The bill comes on the heels of increased focus on tax reform in Washington. Recently President Trump’s proposal on tax reform was presented by Treasury Secretary Steven Mnuchin and Gary Cohn, Director of National Economic Council, that seeks to reduce the corporate tax rate even further from 35% down to 15%. Congress is also working to pass tax-reform legislation. A version of the senators’ bill was previously introduced in the House of Representatives by Vern Buchanan (FL). House Republicans’ “Better Way Tax Reform Blueprint” that was introduced last summer, states that it builds on concepts from the small-business bill, according to Accounting Today. The tax-reform blueprint aims to lower taxes across the board, but it does not seem to provide for tax parity between small businesses and corporations. The blueprint aims to lower the top tax rate for individuals to 33%, the top tax rate for pass-through businesses to 25%, and the top rate for corporations to 20%.

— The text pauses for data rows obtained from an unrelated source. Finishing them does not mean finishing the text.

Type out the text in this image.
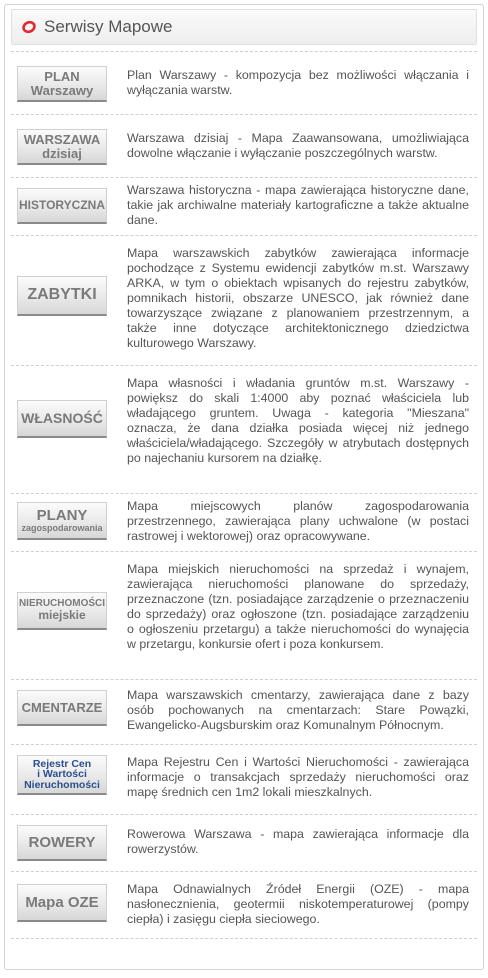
Serwisy Mapowe
PLAN
Warszawy
Plan Warszawy - kompozycja bez możliwości włączania i wyłączania warstw.
WARSZAWA
dzisiaj
Warszawa dzisiaj - Mapa Zaawansowana, umożliwiająca dowolne włączanie i wyłączanie poszczególnych warstw.
HISTORYCZNA
Warszawa historyczna - mapa zawierająca historyczne dane, takie jak archiwalne materiały kartograficzne a także aktualne dane.
ZABYTKI
Mapa warszawskich zabytków zawierająca informacje pochodzące z Systemu ewidencji zabytków m.st. Warszawy ARKA, w tym o obiektach wpisanych do rejestru zabytków, pomnikach historii, obszarze UNESCO, jak również dane towarzyszące związane z planowaniem przestrzennym, a także inne dotyczące architektonicznego dziedzictwa kulturowego Warszawy.
WŁASNOŚĆ
Mapa własności i władania gruntów m.st. Warszawy - powiększ do skali 1:4000 aby poznać właściciela lub władającego gruntem. Uwaga - kategoria "Mieszana" oznacza, że dana działka posiada więcej niż jednego właściciela/władającego. Szczegóły w atrybutach dostępnych po najechaniu kursorem na działkę.
PLANY
zagospodarowania
Mapa miejscowych planów zagospodarowania przestrzennego, zawierająca plany uchwalone (w postaci rastrowej i wektorowej) oraz opracowywane.
NIERUCHOMOŚCI
miejskie
Mapa miejskich nieruchomości na sprzedaż i wynajem, zawierająca nieruchomości planowane do sprzedaży, przeznaczone (tzn. posiadające zarządzenie o przeznaczeniu do sprzedaży) oraz ogłoszone (tzn. posiadające zarządzeniu o ogłoszeniu przetargu) a także nieruchomości do wynajęcia w przetargu, konkursie ofert i poza konkursem.
CMENTARZE
Mapa warszawskich cmentarzy, zawierająca dane z bazy osób pochowanych na cmentarzach: Stare Powązki, Ewangelicko-Augsburskim oraz Komunalnym Północnym.
Rejestr Cen
i Wartości
Nieruchomości
Mapa Rejestru Cen i Wartości Nieruchomości - zawierająca informacje o transakcjach sprzedaży nieruchomości oraz mapę średnich cen 1m2 lokali mieszkalnych.
ROWERY	Rowerowa Warszawa - mapa zawierająca informacje dla rowerzystów.
Mapa OZE
Mapa Odnawialnych Źródeł Energii (OZE) - mapa nasłonecznienia, geotermii niskotemperaturowej (pompy ciepła) i zasięgu ciepła sieciowego.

Philip L. Liberatore CPA Observation
The proposal could potentially yield a significant tax savings for small business owners. At present, only income below $37,950 a year is currently taxed at 15% or less. Income earned through the pass-through entity would be able to benefit of the lower corporate tax rate. This specifically refers to an individual’s distributive share of “active business income” from a pass-through entity (excluding his or her “reasonable compensation” from providing services to such entity), where the top rate would be equivalent to the Corporate tax rate. It is encouraging to see bipartisan support building for much needed tax reform that could be a monumental shift for small-businesses nationwide.

In the senator’s joint statement, Senator Susan Collins said “small businesses employ more than half of all workers and have generated approximately two-thirds of our country’s net new jobs since the 1970s. Unfortunately, our nation’s small businesses face a higher tax burden that affects their ability to compete with large firms in the marketplace. Our legislation will help keep small businesses strong by ensuring that they do not pay a higher tax rate than large companies.” Collins further noted, “Keeping small businesses healthy keeps Americans employed and the economy strong.”

According to the same joint statement, small businesses generate half of the U.S. GDP, 54% of all U.S. sales, 41% of private sector payroll, and one-third of the country’s export value.

As is the way of doing business in Washington, legislation can take a long time to become law. We’ll follow the ongoing efforts in Washington aimed at tax reform legislation and alert you when it hits any big milestones. If you feel strongly about this legislation, make sure to reach out to your senators and representatives and make certain your voice is heard.